I don’t remember finishing a book and being this angry. ‘13 Reasons Why’ shouldn’t exist. But it does. And that makes me sad and mad. Jay Asher has written about an important issue—suicide—in the most insensitive and ridiculous manner ever.
Before 13 Reasons Why, Asher apparently only wrote humorous books. He clearly lacks the flair and the maturity to write on serious issues—I doubt his humor is any better, going by his sensibilities as evident in 13 Reasons Why.
The book got some really bad reviews—from BookTubers and reviewers I follow—but I still picked it up thinking it couldn’t be that terrible. I started it with an open mind, prepared to contest those who said the book glamorized suicide, or belittled a serious mental health problem. At most I thought Asher must have gotten some details wrong and readers and critics were being much too harsh on him.
But no. The book is awful.
Okay, I’m going to put my anger aside and try to be reasonable here as I calmly present my case as to why 13 Reasons Why belongs in the dumpster.
First, the very premise is flawed. Hannah Baker, a high school student, decides to commit suicide. Before taking the pills to end her life she records a series of audiotapes holding a few people accountable for her actions. The people she ‘blames’ for her not wanting to live anymore are students like her with their own problems. Why, if at all, Hannah’s problems are more important than the girl sitting next to her in class is not something Asher gives any thought to, thus making Hannah seem shallow and selfish.

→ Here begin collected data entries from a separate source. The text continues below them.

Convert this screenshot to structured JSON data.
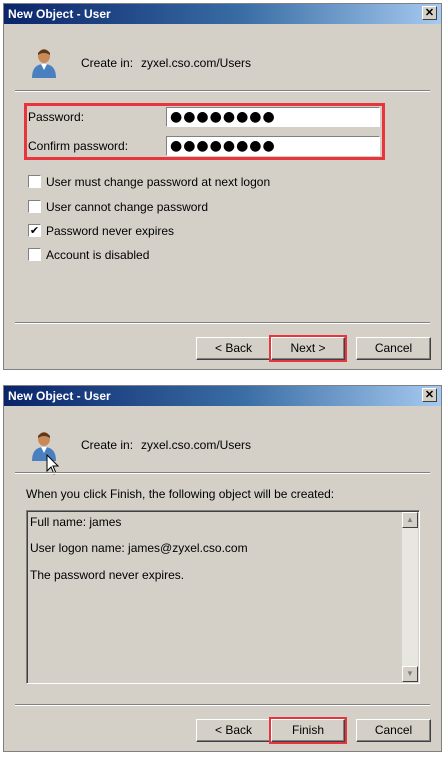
{
  "dialog1": {
    "title": "New Object - User",
    "close_symbol": "✕",
    "create_in_label": "Create in:",
    "create_in_value": "zyxel.cso.com/Users",
    "password_label": "Password:",
    "password_value": "●●●●●●●●",
    "confirm_label": "Confirm password:",
    "confirm_value": "●●●●●●●●",
    "checkboxes": [
      {
        "label": "User must change password at next logon",
        "mark": ""
      },
      {
        "label": "User cannot change password",
        "mark": ""
      },
      {
        "label": "Password never expires",
        "mark": "✔"
      },
      {
        "label": "Account is disabled",
        "mark": ""
      }
    ],
    "back_label": "< Back",
    "next_label": "Next >",
    "cancel_label": "Cancel"
  },
  "dialog2": {
    "title": "New Object - User",
    "close_symbol": "✕",
    "create_in_label": "Create in:",
    "create_in_value": "zyxel.cso.com/Users",
    "summary_intro": "When you click Finish, the following object will be created:",
    "summary_lines": [
      "Full name: james",
      "User logon name: james@zyxel.cso.com",
      "The password never expires."
    ],
    "scroll_up": "▲",
    "scroll_down": "▼",
    "back_label": "< Back",
    "finish_label": "Finish",
    "cancel_label": "Cancel"
  },
  "colors": {
    "highlight": "#e8343c",
    "titlebar_start": "#0a246a",
    "titlebar_end": "#a6caf0",
    "dialog_bg": "#d4d0c8"
  },
  "icons": [
    "user-icon",
    "close-icon",
    "checkmark-icon",
    "scroll-up-icon",
    "scroll-down-icon",
    "mouse-cursor-icon"
  ]
}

Next, Hannah mails the tapes she makes to the first person on it with instructions to mail them to the person who follows the receivers’ name on the tape when he or she is done listening. And they can’t destroy the tapes because someone has the second set and they will be made public if the chain is broken. This just seems demented—like Hannah is spiteful and seeking revenge, like she doesn’t want people to live because she decided she wouldn’t.
Also, Hannah talking about what made her feel bad are everyday problems of a regular teenager. Besides rumors affecting people the way rumors can, nothing anyone did warrants any blame. If someone doesn’t respond to you the way you want them to, does that make him bad? And what’s with the narrative that bullying leads to suicide? It’s never that simple.
The ending of the tape—or Hannah’s story—is also problematic. Spoiler alert: Hannah goes to her guidance counselor as a last resort before committing suicide. He seems to have a genuine interest in her problems and wants to help her work it out. But something in her snaps and she bursts out of his office, despite him repeatedly asking her to wait. Hannah, running down the hallway of the school, looks back at the office door and when it stays shut and the counselor isn’t rushing after her, decides that she is done with life. Every scene seems superficial and stupid—and you can’t afford to do that when you have taken up a grave topic like suicide.
13 Reasons Why could have been a positive message about the importance of treating other people with kindness and realizing how your actions can affect others. What it is instead, owing to fickle writing and horrible character development, is a bitter suicide note where you feel no empathy for the victim.